The first season was battered by critics. According to Netflix, however, Emilie in Paris was one of the streamer’s most popular shows. The series even won a Golden Globe nomination for Best Comedy Series, to the dismay of many, especially since Michaela Coel’s far superior HBO / BBC series I can destroy you received no nominations.
Emilie in Paris’ the second season continues Emily’s theme as “nerdy”. She continues Pierre Cadault’s “old-fashioned line” through a new collaboration with another account in Savoir. She meets Alfie, a British expat, who describes her as obsessed with her work, not fun and wearing fun clothes. Emily is always “cheesy”, even for a British expat. The word “ringard” in French is used in a pejorative manner. To be “old-fashioned” means to be out of date, to be out of fashion, out of date. If you are “cheesy” you belong to a time ten or twenty years ago, a time when you would have been called a trend, but now that trend is long ago and really gone. When fashion designer Cadault (Jean-Christophe Bouvet) calls Emily “cheesy” in the first season, he’s basically saying that she’s neither trendy nor ahead at all.
But it’s not just Emily’s fun outfits that look outdated, the show itself and its story also seem dated. The series perpetuates an all-too-familiar perception of Paris seen through rose-tinted glasses. One thing in particular that jumped out in the eyes of the French Secretary of State in charge of rurality, Joël Giraud, was the train that Emily takes to Saint-Tropez, which seems millions of kilometers from reality. As LCI reports, the politician scoffed at the cliché, showing how the series’ luxurious Orient Express-style night train looks nothing like real SNCF trains. The city of Paris in Emilie in Paris looks like an embellished backdrop, the one tourists dream of, where a riverboat ride is considered romantic.

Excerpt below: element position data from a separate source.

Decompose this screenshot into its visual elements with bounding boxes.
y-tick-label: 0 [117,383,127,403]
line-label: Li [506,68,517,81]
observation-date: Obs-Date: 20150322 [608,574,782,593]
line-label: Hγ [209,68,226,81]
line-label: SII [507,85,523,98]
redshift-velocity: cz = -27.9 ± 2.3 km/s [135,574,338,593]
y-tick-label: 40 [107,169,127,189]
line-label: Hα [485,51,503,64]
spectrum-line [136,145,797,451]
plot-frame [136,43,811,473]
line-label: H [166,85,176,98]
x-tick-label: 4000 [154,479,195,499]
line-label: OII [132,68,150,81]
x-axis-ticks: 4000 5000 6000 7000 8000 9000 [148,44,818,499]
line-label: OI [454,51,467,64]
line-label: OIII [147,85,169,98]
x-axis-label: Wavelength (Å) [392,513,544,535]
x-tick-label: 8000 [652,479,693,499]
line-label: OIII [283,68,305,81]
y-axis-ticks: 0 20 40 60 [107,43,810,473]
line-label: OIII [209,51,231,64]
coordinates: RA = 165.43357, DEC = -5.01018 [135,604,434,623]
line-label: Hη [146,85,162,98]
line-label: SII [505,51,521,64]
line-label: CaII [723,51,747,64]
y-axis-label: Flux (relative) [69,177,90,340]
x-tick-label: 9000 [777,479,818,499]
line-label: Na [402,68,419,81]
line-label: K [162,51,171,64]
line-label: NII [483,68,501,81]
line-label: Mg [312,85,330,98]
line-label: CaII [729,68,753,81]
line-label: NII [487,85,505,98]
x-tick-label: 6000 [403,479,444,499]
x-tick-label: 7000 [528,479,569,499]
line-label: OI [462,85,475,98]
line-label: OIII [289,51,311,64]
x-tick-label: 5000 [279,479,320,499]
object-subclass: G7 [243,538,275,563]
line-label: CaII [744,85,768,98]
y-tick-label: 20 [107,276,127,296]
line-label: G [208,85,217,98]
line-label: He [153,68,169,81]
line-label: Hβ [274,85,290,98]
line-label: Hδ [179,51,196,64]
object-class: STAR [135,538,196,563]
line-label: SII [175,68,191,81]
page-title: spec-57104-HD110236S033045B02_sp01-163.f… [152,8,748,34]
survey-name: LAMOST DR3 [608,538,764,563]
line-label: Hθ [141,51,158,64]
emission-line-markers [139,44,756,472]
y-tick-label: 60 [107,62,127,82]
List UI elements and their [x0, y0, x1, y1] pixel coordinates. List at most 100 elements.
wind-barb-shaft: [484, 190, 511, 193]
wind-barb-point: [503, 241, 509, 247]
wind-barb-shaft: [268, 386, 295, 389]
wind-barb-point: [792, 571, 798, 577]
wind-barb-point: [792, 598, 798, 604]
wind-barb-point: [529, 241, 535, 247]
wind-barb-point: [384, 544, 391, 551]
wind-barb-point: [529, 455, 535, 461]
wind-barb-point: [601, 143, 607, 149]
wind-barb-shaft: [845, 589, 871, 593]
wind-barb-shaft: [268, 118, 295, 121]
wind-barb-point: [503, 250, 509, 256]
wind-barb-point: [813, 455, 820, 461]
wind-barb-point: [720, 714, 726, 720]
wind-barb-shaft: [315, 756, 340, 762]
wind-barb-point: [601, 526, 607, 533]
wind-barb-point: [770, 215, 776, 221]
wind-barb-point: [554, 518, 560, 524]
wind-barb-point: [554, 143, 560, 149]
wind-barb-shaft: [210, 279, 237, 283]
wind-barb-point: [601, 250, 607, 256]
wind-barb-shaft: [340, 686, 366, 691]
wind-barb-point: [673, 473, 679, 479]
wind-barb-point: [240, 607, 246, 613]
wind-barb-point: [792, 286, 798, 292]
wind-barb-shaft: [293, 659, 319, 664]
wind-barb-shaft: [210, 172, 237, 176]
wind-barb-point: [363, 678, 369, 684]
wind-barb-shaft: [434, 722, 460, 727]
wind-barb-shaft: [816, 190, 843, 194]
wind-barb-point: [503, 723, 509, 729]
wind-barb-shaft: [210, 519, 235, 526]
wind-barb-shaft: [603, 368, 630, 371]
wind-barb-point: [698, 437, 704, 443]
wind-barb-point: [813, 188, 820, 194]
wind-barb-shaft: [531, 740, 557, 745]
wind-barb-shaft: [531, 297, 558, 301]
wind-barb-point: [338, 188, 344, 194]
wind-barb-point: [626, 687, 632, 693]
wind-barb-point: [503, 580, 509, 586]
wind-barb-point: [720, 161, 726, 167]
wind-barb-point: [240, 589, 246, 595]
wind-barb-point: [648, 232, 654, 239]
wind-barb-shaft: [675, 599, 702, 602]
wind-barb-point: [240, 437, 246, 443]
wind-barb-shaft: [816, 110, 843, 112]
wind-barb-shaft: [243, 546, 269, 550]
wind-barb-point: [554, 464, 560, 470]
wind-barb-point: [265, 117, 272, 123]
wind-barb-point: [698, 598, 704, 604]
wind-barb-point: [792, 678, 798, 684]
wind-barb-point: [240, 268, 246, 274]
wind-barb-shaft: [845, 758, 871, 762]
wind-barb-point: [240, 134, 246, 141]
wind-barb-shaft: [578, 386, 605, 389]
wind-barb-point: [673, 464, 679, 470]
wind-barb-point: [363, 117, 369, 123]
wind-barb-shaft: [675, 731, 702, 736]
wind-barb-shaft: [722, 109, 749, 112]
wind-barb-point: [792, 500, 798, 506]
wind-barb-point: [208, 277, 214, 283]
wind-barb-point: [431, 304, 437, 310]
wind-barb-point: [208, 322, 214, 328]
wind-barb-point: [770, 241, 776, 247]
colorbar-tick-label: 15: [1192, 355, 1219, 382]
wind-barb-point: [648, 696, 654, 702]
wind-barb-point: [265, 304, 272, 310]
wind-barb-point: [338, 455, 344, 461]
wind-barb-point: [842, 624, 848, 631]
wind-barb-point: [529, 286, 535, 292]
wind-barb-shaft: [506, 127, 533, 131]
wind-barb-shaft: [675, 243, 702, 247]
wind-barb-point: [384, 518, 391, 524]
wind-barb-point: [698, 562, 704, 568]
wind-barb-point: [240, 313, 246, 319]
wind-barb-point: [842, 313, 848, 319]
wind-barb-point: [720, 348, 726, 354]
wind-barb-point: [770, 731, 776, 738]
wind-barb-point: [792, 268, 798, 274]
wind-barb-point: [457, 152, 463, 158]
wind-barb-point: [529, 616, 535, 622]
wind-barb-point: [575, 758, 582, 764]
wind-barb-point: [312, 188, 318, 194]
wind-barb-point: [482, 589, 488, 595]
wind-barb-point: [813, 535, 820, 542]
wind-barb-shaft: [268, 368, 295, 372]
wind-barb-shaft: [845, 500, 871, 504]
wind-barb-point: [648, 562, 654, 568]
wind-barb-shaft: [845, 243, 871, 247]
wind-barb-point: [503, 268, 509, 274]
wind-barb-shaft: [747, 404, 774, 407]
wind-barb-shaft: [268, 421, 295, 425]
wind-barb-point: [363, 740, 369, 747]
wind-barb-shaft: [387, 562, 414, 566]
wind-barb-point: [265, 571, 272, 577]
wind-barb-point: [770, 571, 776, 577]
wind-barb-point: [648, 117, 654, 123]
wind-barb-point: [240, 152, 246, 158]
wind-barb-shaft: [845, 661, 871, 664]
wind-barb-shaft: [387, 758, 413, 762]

Everything that happens in this second season feels like a movie or a series that could have been shot ten, twenty or more years ago. There is nothing surprising about what happens between Emily, Gabriel, Camille and then Alfie. Every dialogue is predictable. I endlessly found myself figuring out what would be said or what would happen, even the supposedly big twist at the end was no surprise. Some plots also don’t make sense. Without wanting any spoiler: why, for example, Madeline (Kate Walsh), the pregnant boss of Emily from Chicago, is she flying to Paris, when the whole intrigue of the beginning of season 1 was that she couldn’t go to Paris because she was waiting.
It doesn’t mean that Emilie in Paris season 2 is not entertaining. This series continues to be a series that can be pleasantly binged. This is a great series to help you dream of an idealized Parisian trip. But for that, the French series Call my agent (also on Netflix) is better.